The default rule is to deny access to any user who has not been specifically granted access. However, you can reduce the number of ACIs by using one ACI that allows access close to the root of the tree and using a small number of deny ACIs close to the leaf entries. This approach can prevent excessive allow ACIs close to the leaf entries.
Identify the smallest set of attributes on any given ACI.
If you allow or deny access to a subset of attributes on an object, determine whether the smallest list is the set of attributes that are allowed or the set of attributes that are denied. Then express your ACI so that you are managing the smallest list.
For example, the people object class contains dozens of attributes. To allow a user to update just a few attributes, write your ACI so that it allows write access for just those few attributes. To allow a user to update all but one or two attributes, create the ACI so that it denies write access for those one or two attributes.
Use LDAP search filters cautiously.
Search filters do not directly name the object for which you are managing access. Search filters can therefore result in unexpected results especially as your directory becomes more complex. If you use search filters in ACIs, run an ldapsearch operation with the same filter. This action will ensure that you know what the results of the changes mean to your directory.
Do not duplicate ACIs in different parts of your directory tree.
Look for overlapping ACIs. Imagine that you have an ACI at your directory root point that allows a group write access to the commonName and givenName attributes. Imagine also that you have another ACI that allows the same group write access to just the commonName attribute. In this scenario, consider reworking your ACIs so that only one attribute grants write access for the group.
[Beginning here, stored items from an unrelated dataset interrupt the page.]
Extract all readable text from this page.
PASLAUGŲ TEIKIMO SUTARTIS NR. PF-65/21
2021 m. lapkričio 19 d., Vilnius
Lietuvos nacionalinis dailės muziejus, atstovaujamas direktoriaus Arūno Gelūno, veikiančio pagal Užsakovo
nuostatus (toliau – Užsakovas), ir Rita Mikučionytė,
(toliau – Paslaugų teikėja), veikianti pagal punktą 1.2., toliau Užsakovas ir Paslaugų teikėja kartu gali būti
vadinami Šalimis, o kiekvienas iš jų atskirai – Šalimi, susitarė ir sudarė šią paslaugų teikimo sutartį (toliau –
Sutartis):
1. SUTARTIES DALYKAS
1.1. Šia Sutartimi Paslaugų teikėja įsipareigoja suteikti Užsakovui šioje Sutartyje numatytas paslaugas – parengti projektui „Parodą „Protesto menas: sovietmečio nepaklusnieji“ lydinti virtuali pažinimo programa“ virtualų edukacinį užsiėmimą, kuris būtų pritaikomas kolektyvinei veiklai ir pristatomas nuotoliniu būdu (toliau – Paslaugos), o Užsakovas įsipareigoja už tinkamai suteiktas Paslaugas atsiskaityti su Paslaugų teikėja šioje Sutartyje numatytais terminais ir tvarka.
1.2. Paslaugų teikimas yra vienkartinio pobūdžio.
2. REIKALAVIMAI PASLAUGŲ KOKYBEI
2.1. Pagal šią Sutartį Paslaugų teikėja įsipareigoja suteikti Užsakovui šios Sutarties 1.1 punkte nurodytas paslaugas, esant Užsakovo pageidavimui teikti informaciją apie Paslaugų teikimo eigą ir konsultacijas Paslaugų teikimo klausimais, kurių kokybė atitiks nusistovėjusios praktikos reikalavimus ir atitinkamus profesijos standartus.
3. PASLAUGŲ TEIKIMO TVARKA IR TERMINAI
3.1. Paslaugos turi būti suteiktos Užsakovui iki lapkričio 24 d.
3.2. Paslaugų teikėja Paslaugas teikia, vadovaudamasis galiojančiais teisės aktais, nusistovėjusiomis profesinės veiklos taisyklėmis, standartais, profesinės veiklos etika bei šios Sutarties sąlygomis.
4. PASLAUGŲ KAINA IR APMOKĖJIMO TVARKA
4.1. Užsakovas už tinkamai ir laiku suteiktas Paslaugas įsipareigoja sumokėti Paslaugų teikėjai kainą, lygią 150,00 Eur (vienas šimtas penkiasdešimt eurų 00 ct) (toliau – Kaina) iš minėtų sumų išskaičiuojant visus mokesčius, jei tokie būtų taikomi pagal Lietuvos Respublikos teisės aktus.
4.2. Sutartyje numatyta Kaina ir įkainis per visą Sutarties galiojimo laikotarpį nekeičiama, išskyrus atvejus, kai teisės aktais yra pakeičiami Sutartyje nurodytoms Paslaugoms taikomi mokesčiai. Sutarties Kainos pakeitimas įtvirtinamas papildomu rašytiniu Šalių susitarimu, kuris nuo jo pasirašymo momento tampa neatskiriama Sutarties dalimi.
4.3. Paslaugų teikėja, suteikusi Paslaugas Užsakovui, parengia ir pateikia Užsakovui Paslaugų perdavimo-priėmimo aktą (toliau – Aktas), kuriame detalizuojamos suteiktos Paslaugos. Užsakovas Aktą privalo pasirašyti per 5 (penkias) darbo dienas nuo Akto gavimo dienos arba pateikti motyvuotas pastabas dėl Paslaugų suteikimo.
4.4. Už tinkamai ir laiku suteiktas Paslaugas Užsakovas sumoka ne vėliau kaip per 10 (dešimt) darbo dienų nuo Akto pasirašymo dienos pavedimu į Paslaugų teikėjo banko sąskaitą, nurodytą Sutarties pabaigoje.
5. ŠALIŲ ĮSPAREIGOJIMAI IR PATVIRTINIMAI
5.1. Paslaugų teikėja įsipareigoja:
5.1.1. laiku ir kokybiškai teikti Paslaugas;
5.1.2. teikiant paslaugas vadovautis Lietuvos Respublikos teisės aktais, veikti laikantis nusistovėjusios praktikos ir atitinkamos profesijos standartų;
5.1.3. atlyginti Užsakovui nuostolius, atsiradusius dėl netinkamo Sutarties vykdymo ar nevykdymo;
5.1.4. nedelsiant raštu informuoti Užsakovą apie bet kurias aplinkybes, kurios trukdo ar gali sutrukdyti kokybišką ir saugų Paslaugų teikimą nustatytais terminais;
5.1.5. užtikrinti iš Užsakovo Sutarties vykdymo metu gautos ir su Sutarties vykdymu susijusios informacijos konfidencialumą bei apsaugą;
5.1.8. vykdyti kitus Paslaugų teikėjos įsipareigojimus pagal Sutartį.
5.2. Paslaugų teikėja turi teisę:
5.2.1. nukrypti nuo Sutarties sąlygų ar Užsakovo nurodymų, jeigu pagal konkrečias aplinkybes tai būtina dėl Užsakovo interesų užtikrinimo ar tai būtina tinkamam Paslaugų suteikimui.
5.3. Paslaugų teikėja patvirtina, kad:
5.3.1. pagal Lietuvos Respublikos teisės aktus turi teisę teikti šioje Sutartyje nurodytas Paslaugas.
As your directory grows more complicated, accidental overlapping of ACIs becomes increasingly common. If you avoid ACI overlap, security management becomes easier and the total number of ACIs in your directory is reduced.
Name your ACIs.
While naming ACIs is optional, giving each ACI a short, meaningful name makes managing your security model easier.
Use standard attributes in user entries to determine access rights.
As far as possible, use information that is already part of standard user entries to define access rights. If you must create special attributes, consider creating the attributes as part of a role or Class of Service (CoS) definition. For more information about roles and CoS, see Chapter 11, Directory Server Groups and Roles, in Oracle Fusion Middleware Reference for Oracle Directory Server Enterprise Edition and Chapter 12, Directory Server Class of Service, in Oracle Fusion Middleware Reference for Oracle Directory Server Enterprise Edition.
Group ACIs as closely together as possible.
Limit ACI placement to your directory root point and to major directory branch points. If you organize ACIs into groups, the total list of ACIs is easier to manage and the total number of ACIs can be kept to a minimum.
Avoid using double negatives, such as deny write if the bind DN is not equal to cn=Joe.
Although this syntax is acceptable to the server, the syntax can be confusing for an administrator.